# Audacity, recording internet radio an idiot's guide



## auntiej (Aug 14, 2006)

right, I took the plunge and bought a griffin i-mic usb sound card and portable speakers (for the laptop). Plugged speaker into soundcard "out" jack. (Both work). I downloaded Audacity. ( made sure the sound card is recognised). I don't know how to make the program record the radio . . . is there a kind soul that can give me an idiot's guide on how to use the program, I have searched the net to no avail. I tried to join the Audacity forum but - no go. After download I searched for a .exe file to click on to "start" the program but could not find one - should there be one.
I opened the program, clicked record, started the audio source (a bbc radio show) and nothing.
I really would be grateful for some input as I am trying to record a show for an elderly parent who seems to think I should know what I am doing - she should know better!


----------



## 8210GUY (Aug 29, 2006)

I have no idea over the software, but to get you started most problems to do with recording are down to the input levels either being muted or turned right down, are you seeing any kind of graphical interface that suggests it's recording ?
If you do this may well be the missing link for you, if not then hopefully someone who knows the software can say more for you, but to get you started double click on the volume button icon by your clock to launch the volume control panel, simply make sure none of the check boxes for mute are checked and move all sliders to around half way or so, then click on x in the top right hand corner of it and see if thats helped, if not as I say hopefully someone used to that software can say more for you, hope it helps though.


----------



## auntiej (Aug 14, 2006)

hi, thanks for your reply.
No the sound wasn't muted. I discovered the problem was the external usb 2.0 device, the computer did not like it. When I disconnected it and tried to record using the integrated soundcard (chip on mobo) I was able to record! I'd been told I wouldn't be able to record the radio using the integrated. Some people. Before I posted here I was not getting the graphical interface to show the program was recording but using the integrated chip - it worked. I'm now looking forward to getting to grips with the software, what I want to do is edit the recordings (I've made two so far so I can practice on them).
Again, thanks for taking the trouble to post with your suggestions, I hope all this is able to help someone else - eg first try with what you got!


----------



## ecc83 (Oct 7, 2006)

Hello Auntiej, Nero(6) allows you to do some basic editing (it comes bundled with almost every burner you buy) there are others I am sure. If you can find a copy of Magix6 (£10.00 UK) this gives some pretty powerful sound management tools but the learning curve is a bit steep. It also give you 20 free MP3 code tries.
Rock it auntie ROCK IT!
Dave


----------



## auntiej (Aug 14, 2006)

hey ecc83,
Thanks for the suggestion of nero 6. I'd already been thinking about nero but wasn't sure if it can be bought without a burner, also I think it's quite expensive.

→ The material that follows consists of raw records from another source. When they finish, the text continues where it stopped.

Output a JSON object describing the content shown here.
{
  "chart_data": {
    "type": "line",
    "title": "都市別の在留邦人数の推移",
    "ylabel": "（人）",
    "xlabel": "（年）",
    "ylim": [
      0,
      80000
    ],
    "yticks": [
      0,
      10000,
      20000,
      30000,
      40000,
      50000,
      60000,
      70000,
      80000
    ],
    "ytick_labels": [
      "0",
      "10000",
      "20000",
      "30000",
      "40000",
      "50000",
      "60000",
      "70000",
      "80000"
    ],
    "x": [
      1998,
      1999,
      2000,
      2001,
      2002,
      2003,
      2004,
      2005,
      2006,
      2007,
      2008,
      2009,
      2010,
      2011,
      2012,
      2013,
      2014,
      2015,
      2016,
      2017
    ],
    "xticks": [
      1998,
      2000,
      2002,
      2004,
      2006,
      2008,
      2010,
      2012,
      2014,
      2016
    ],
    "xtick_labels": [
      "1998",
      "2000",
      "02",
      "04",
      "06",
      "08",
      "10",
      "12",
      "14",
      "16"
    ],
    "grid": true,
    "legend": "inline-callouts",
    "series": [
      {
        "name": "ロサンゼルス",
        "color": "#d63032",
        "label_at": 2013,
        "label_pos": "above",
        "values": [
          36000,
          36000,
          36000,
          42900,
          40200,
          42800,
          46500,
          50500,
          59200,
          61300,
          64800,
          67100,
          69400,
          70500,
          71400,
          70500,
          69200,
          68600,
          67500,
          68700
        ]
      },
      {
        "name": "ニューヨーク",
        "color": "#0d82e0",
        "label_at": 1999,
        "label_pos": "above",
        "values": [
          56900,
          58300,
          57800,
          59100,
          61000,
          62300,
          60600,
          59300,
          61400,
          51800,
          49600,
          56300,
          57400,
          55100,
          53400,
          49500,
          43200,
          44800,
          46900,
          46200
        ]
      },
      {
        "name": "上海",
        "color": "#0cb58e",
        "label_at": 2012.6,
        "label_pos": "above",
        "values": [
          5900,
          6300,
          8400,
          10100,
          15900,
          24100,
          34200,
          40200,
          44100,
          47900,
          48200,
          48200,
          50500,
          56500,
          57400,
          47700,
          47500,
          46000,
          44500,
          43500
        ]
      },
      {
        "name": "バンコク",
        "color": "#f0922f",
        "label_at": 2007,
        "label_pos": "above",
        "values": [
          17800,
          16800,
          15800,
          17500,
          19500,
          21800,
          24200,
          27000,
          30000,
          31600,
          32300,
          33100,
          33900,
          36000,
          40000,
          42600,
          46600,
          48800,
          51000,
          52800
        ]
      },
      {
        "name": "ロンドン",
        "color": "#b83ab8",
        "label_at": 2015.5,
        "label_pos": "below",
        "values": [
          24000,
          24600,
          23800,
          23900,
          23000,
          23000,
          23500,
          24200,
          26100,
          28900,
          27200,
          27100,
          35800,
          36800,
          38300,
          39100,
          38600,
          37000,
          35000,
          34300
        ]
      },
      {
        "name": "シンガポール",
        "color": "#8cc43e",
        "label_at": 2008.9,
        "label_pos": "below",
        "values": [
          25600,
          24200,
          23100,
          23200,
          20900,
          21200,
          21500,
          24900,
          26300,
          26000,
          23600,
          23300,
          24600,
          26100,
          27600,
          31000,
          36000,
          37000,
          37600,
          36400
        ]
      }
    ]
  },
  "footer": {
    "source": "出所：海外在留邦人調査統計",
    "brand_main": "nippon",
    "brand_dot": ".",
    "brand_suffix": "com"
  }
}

I'll see if I can find Magix6 anywhere. The music's been humming here!
auntiej


----------



## ecc83 (Oct 7, 2006)

Glad to be of service. Let me know if I can help with your search, you can email me if you wish.

Dave.


----------



## koala (Mar 27, 2005)

If you're going to be using Audacity to edit your recordings, it should be good enough for basic cut & paste editing and cleaning up the sound using the equalizer. I've been using the program for a while now, as well as Sound Forge, Cool Edit, etc, so I can try and help with any specific problems you're having if you can give us some more details about what you're trying to do.


----------



## auntiej (Aug 14, 2006)

hi,
thanks to all for your help. What I would like to try and do is this - when I record a radio show, obviously the presenter's voice appears between records. Now I'm sure they all have lovely voices but I would like to cut out the voices and I'm not too sure how I go about this. You'll know what I mean by the "red line" that moves from left to right, do I click on this in order to move it back to the end of a track or, if I use cut and paste where do I paste the voice? Can I just highlight that part as I would highlight a word? And more info on cleaning up the sound using the equaliser would be a bonus, I'm not sure I have found that yet!
auntiej


----------



## koala (Mar 27, 2005)

Zoom in on the area of the waveform where the presenter's voice is, then drag from the beginning of this area to the end to highlight it, and click delete. Repeat this for any other unwanted passages and then save the final result to MP3.


----------



## auntiej (Aug 14, 2006)

Koala, thanks for this advice - will give it a go asap.


----------